さらには、こんなアドバンテージについても言及する。「硬い分、傷が浅くて長持ちするんです。軟らかいボールだと1、2ラウンド終えるとディンプルが無くなってることもあるけど、硬いと長く使えるので」と言ってニッコリ。打感、そして使用感ともに“球もちの良さ”が際立っているようだ。
クロムツアーXを使用してから、「他のボールをまったく試していないんです」というほどだから、相当なお気に入り。「当分このボールでいきます」と信頼は強い。
また、こんな“伊藤流”も教えてくれた。「私は3番と1番を使っています。3番を使うと調子がいい。でも、たまに1番を使って“リセット”することもあります。1番でリセットした日はもう3番は使わないんです」。もともと、この“3”は伊藤のラッキーナンバーだという。一球のボールに対して、さまざまな角度で考えていることがうかがえる。

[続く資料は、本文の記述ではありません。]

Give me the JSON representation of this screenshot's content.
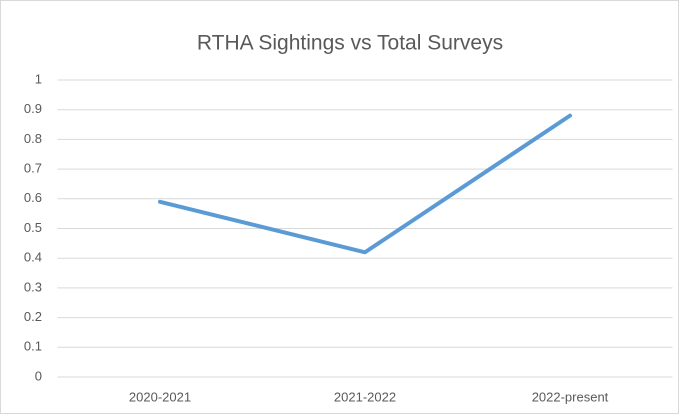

ちなみに伊藤の趣味が裁縫というのは、ツアー内でよく知られているところ。この日の試合にも「カバンを替えて、ちょうどいいサイズのものがなくなったので」と自作の新作ポーチを持参していたのだが、これがまさにプロ級の仕上がり。練習や試合を終え、寝る前に少しずつ作業を進め、1週間ほどで完成させたという。
「姉が買ってくれた」という新しいミシンで作った「第1号」のポーチは、売り物と見まがうほど。ボールへのこだわりだけでなく、ゴルフ以外の一面にも触れた時間だった。